Monthly Archives: February 2018

Me Before You by JoJo Moyes

I was looking for something to watch and I found the film Me Before You. I started watching it and then searched for it to figure out where it was filmed. When I saw that it was also a book I downloaded it from the library and began reading it instead of watching it.

I really enjoyed it — both the book and the movie — and now I want to read the rest in the series.

The Husband’s Secret by Liane Moriarty

Confession: I think I am tiring of Moriarty.  I liked this book less than I liked her others.

The Husband’s Secret tells the story of Cecilia who discovers a terrible thing about her husband, Rachel who’s still in mourning for her daughter who was murdered at age 15, decades before the book takes place, and Tessa whose husband and cousin claim they have fallen in love.

This book was not quite as plot-driven as her other books. In this book the mystery is told earlier in the book, rather than later. Instead of leading up to the revelation of the secret, the story is more about the effects of the secret on those involved, whether or not they know the secret.

I think I am going to give Moriarty a rest for a while.

Howards End is on the Landing by Susan Hill

After telling Andrea, the owner of the bookshop where Clare works, that I really should not buy more books until I read what I already had in the house, she suggested I read Howard’s End is on the Landing which is a book about a woman who spent a year reading only what was in her house. Since there was a copy in the shop, I bought it.

It begins with Susan Hill, the author, looking for a book that she believes is on the landing in her seemingly huge home. She doesn’t find the book right away but realizes she should read or reread nothing but books that live in her house for the next year. A subplot (if you can call it that) is that she wants also compile a list of forty books that she’d take if she could only have forty, to a desert island.

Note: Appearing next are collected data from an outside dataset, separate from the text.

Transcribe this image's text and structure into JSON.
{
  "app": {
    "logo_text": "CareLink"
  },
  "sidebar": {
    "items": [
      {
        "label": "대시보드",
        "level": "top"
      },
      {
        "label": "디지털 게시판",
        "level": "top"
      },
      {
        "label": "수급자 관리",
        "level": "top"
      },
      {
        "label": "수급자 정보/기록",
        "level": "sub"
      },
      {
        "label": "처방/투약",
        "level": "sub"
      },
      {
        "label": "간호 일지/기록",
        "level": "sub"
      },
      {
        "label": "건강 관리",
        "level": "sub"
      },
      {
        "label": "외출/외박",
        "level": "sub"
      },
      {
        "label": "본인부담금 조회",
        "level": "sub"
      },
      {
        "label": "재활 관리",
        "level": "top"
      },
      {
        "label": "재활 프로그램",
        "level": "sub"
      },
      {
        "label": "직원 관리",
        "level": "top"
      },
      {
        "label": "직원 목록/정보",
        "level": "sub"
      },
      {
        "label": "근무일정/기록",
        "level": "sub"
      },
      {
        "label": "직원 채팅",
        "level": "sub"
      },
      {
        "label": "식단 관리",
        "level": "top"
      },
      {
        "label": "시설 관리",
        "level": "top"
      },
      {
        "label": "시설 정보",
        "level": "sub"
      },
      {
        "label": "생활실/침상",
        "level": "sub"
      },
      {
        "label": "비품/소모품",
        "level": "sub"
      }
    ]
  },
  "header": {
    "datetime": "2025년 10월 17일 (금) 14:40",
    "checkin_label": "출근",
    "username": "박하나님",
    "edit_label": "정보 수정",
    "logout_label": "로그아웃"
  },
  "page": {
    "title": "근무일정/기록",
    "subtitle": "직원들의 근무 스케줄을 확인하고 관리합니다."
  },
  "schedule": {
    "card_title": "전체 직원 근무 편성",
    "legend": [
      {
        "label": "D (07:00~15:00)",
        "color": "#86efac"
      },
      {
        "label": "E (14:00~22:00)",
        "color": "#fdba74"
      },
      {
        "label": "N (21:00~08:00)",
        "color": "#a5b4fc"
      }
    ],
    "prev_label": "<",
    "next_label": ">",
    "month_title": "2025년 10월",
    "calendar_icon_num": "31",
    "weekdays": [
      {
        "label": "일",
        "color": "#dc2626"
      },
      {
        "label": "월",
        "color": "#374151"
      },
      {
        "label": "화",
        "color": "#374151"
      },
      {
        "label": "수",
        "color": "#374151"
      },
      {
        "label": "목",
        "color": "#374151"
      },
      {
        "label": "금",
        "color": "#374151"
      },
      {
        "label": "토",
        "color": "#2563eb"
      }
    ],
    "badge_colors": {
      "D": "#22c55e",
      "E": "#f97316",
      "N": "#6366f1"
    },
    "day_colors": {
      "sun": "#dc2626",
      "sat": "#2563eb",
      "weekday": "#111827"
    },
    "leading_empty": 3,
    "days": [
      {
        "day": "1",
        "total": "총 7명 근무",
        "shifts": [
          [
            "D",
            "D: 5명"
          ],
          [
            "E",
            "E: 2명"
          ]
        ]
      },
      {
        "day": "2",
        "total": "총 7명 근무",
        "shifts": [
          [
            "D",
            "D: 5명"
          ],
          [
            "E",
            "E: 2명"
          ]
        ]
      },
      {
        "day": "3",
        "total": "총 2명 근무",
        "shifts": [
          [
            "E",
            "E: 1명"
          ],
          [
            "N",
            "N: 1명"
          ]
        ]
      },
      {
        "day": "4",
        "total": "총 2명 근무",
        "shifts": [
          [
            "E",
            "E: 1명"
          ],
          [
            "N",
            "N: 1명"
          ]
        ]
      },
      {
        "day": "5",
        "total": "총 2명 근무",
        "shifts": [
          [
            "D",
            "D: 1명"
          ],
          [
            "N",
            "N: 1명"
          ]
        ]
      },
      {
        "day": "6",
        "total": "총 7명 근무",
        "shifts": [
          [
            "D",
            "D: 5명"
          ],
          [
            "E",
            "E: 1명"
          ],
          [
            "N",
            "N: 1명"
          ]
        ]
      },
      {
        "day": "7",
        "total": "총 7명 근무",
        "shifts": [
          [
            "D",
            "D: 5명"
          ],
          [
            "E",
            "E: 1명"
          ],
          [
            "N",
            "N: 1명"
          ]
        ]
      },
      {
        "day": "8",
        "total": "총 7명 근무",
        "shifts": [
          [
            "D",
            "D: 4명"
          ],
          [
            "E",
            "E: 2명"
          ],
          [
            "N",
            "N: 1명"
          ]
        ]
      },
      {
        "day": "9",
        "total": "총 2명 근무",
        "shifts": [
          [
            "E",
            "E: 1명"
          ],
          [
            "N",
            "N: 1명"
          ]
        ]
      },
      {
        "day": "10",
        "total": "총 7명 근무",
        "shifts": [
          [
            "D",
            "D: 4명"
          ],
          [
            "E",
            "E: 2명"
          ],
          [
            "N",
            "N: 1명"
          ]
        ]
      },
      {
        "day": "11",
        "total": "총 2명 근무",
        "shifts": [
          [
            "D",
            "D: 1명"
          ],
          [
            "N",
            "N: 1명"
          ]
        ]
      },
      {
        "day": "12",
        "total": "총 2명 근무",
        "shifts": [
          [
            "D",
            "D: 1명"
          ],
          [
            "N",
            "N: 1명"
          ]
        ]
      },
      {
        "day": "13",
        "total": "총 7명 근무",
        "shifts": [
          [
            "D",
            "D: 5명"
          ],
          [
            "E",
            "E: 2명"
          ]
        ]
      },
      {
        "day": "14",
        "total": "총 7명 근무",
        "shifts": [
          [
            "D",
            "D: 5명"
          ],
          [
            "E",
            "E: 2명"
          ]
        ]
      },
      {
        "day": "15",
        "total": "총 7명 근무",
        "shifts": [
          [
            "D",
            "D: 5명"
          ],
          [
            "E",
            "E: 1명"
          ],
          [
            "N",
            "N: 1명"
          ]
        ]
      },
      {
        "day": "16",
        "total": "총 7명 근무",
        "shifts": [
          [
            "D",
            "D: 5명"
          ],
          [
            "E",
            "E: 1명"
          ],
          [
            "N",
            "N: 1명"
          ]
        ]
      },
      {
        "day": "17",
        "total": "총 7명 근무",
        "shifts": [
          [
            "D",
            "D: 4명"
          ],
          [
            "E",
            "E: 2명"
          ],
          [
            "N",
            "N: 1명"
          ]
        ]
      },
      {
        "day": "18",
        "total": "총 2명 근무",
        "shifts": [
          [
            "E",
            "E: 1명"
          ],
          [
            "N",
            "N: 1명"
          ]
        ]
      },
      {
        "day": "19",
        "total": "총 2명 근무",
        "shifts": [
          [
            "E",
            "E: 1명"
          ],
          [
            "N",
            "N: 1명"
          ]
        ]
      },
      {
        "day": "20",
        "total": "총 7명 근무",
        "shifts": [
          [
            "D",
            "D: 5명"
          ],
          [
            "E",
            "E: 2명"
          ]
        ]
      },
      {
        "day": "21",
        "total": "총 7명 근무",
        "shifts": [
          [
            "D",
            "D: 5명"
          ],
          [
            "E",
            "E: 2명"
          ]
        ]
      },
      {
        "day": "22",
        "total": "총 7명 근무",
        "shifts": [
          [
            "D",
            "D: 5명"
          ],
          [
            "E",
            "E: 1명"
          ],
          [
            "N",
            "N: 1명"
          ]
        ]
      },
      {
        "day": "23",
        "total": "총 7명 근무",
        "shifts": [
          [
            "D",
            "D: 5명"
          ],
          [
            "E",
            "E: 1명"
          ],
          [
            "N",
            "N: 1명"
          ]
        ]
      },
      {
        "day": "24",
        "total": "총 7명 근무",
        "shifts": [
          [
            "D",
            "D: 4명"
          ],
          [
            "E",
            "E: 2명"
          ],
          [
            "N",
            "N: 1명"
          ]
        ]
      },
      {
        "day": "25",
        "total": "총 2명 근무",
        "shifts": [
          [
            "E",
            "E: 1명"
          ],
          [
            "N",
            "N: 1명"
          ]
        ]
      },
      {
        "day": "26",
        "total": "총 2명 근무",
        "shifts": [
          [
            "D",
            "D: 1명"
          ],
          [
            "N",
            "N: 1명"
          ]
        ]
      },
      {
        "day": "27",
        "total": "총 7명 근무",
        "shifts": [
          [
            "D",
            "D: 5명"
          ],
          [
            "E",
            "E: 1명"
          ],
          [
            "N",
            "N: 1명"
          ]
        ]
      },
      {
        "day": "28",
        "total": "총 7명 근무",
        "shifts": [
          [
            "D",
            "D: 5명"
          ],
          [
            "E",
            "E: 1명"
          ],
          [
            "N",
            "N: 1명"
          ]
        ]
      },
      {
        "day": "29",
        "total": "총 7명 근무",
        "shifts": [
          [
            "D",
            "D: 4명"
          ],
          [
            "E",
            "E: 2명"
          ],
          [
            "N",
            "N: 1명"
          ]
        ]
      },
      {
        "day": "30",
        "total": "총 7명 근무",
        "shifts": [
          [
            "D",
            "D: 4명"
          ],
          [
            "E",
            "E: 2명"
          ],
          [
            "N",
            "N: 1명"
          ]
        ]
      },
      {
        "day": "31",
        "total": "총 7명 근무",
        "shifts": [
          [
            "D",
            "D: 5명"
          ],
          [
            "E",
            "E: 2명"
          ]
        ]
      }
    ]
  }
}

When I began reading the book I didn’t really like it. I felt that the author was a book snob. I also had never heard of her, although she mentioned in the book that she was an author. I remember thinking that she must not be that good since I didn’t know who she was. The further I got into the book the more I disliked the author, although I did end up buying Gerald Durrell’s My Family and Other Animals based on Hill’s recommendation.

I stopped reading the book after a while and occasionally picked it up and read a bit here and there, but always put it down again. I didn’t like that I’d not read most of the books she mentioned and had no desire to do so. I didn’t like that authors I thought she should mention were ignored. Granted she is English and I am not, so she mostly talked about books by British authors.

In January I decided to “read from home” this year, not unlike what Susan Hill did in her book. I figured that I should probably finish that book this year too, and maybe send it back to Browsers since it was still in good condition. I’d not planned on keeping it because I didn’t plan on referring to it.

Then I read her chapter that mentioned ghost stories. This was different from the highbrow literary books she’d been going on and on about for the past 103 pages. I looked her up on the Internet and saw that she wrote a book called The Woman in Black so I downloaded it from the library and read it (and liked it!).

After reading The Woman in Black, I felt a little less intimidated by Hill. She wrote a ghost story, for goodness sake. How snobby could she be? (plus she responded to a tweet I sent her)

It didn’t take that long to finish the book after January compared to how long it took to get to page 104. Although I still disagree with Susan Hill on a lot of things  for instance writing in books (she thinks it is perfectly fine and I think it is never okay) or ebooks (she hates them, I quite like them), I ended up really liking the book. Just as I was finishing the book this morning I felt that when Andrea handed me the book fifteen months ago, she handed me an icicle that slowly melted, then warmed in my hands. The last fifty pages or so was like a luxurious bath and I felt that I understood Susan Hill so much more than I did at the beginning.

I am keeping the book and plan on referring to it for reading material often.